Es war 1995, ich war immer noch parteilos und wollte es bleiben. Da hat mich Ina Albowitz auf einer Parteiversammlung plötzlich als Landtagskandidat vorgeschlagen – ohne mich vorzuwarnen. Das hatte ich noch nie gemacht, da war ich neugierig. Erst 1996 bin ich dann auch FDP-Mitglied geworden.

2000 waren Sie plötzlich Landtagsabgeordneter.

Das war nicht geplant. Am Wahlabend lag ich auf dem Liegestuhl in der Sonne , als der Anruf kam. Ich konnte es nicht fassen, dass Platz 23 auf der Liste reichte. Erst habe ich noch überlegt, das abzulehnen, aber mir war schnell klar: Das geht nicht.

Wie haben Sie sich in Düsseldorf zurechtgefunden?

Das ging relativ schnell. Ich wurde wissenschaftspolitischer Sprecher – in so einer kleinen Fraktion kriegt ja jeder ein Amt. Wir waren natürlich in der Opposition, da konnten wir mit Anträgen nicht viel bewegen. Aber ich habe gelernt, auch über die Parteigrenzen Netzwerke zu bilden und zum Beispiel im Gespräch mit der damaligen Ministerin Hannelore Kraft Dinge zu erreichen, die sonst niedergestimmt worden wären.

2005 sind Sie dann nicht mehr angetreten. Wieso?

Ich wollte nicht erneut. Es war eben doch eine ganz andere Welt. Außerdem wollte ich mich aus den persönlichen Animositäten heraushalten – und das war schwer, vor allem nach dem Tod von Jürgen Möllemann. Mit Möllemann war ich sehr klargekommen. Zudem war der zeitliche Aufwand enorm, darunter auch die Fahrten zwischen Aachen und Bielefeld oder Münster hin und her. Ich kam auf 60 000 Kilometer im Jahr, das waren 1000 Stunden im Auto.

Danach ging es zurück zur Fachhochschule. Obwohl Sie pensioniert sind, halten Sie noch Vorlesungen. Wie lange möchte Sie das noch machen?

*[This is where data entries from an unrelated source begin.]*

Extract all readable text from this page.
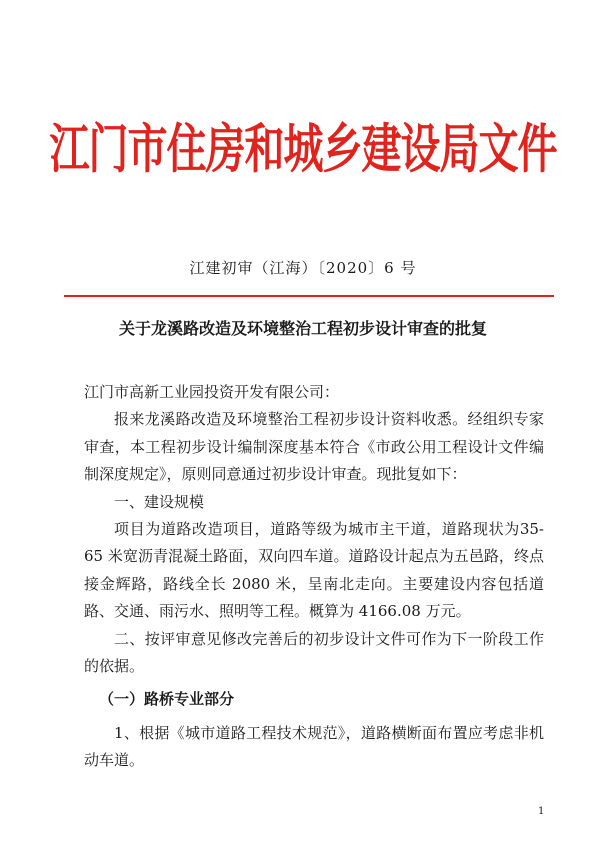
江门市住房和城乡建设局文件
江建初审（江海）〔2020〕6 号
关于龙溪路改造及环境整治工程初步设计审查的批复

江门市高新工业园投资开发有限公司：

报来龙溪路改造及环境整治工程初步设计资料收悉。经组织专家审查，本工程初步设计编制深度基本符合《市政公用工程设计文件编制深度规定》，原则同意通过初步设计审查。现批复如下：

一、建设规模

项目为道路改造项目，道路等级为城市主干道，道路现状为35-65 米宽沥青混凝土路面，双向四车道。道路设计起点为五邑路，终点接金辉路，路线全长 2080 米，呈南北走向。主要建设内容包括道路、交通、雨污水、照明等工程。概算为 4166.08 万元。

二、按评审意见修改完善后的初步设计文件可作为下一阶段工作的依据。

（一）路桥专业部分

1、根据《城市道路工程技术规范》，道路横断面布置应考虑非机动车道。

1
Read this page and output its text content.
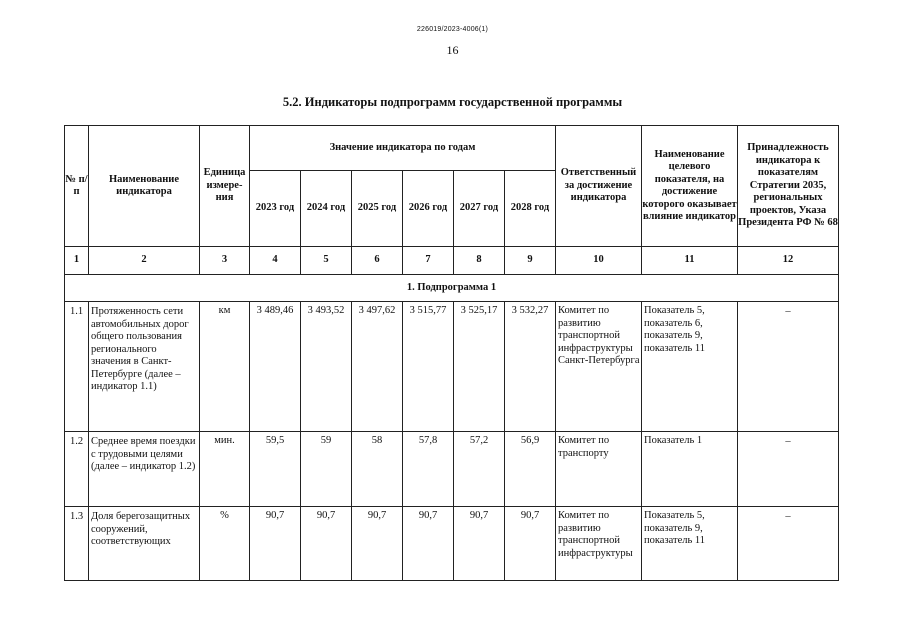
226019/2023-4006(1)
16
5.2. Индикаторы подпрограмм государственной программы
№ п/п	Наименование индикатора	Единица измере-ния	Значение индикатора по годам						Ответственный за достижение индикатора	Наименование целевого показателя, на достижение которого оказывает влияние индикатор	Принадлежность индикатора к показателям Стратегии 2035, региональных проектов, Указа Президента РФ № 68
			2023 год	2024 год	2025 год	2026 год	2027 год	2028 год			
1	2	3	4	5	6	7	8	9	10	11	12
1. Подпрограмма 1											
1.1	Протяженность сети автомобильных дорог общего пользования регионального значения в Санкт-Петербурге (далее – индикатор 1.1)	км	3 489,46	3 493,52	3 497,62	3 515,77	3 525,17	3 532,27	Комитет по развитию транспортной инфраструктуры Санкт-Петербурга	Показатель 5, показатель 6, показатель 9, показатель 11	–
1.2	Среднее время поездки с трудовыми целями (далее – индикатор 1.2)	мин.	59,5	59	58	57,8	57,2	56,9	Комитет по транспорту	Показатель 1	–
1.3	Доля берегозащитных сооружений, соответствующих	%	90,7	90,7	90,7	90,7	90,7	90,7	Комитет по развитию транспортной инфраструктуры	Показатель 5, показатель 9, показатель 11	–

Ich habe mir vorgenommen, jedes Semester neu zu entscheiden. Das hängt natürlich auch davon ab, ob die Studenten mich noch wollen. Da gucke ich mir die Befragungen, die ich mal selbst miteingeführt habe, ganz genau an. Außerdem fühle ich mich noch sehr fit, ich mache viel Sport.

Und in der Politik?

Das wird sich zeigen. Bis zu den nächsten Kommunalwahlen sind es ja noch anderthalb Jahre.

Wie feiern Sie Geburtstag?

Morgens halte ich erst einmal eine Vorlesung – tatsächlich. Nachmittags gehe ich vielleicht nach dem Training noch in die Sauna und abends trinken wir dann ein Bier – irgendwo in Gummersbach.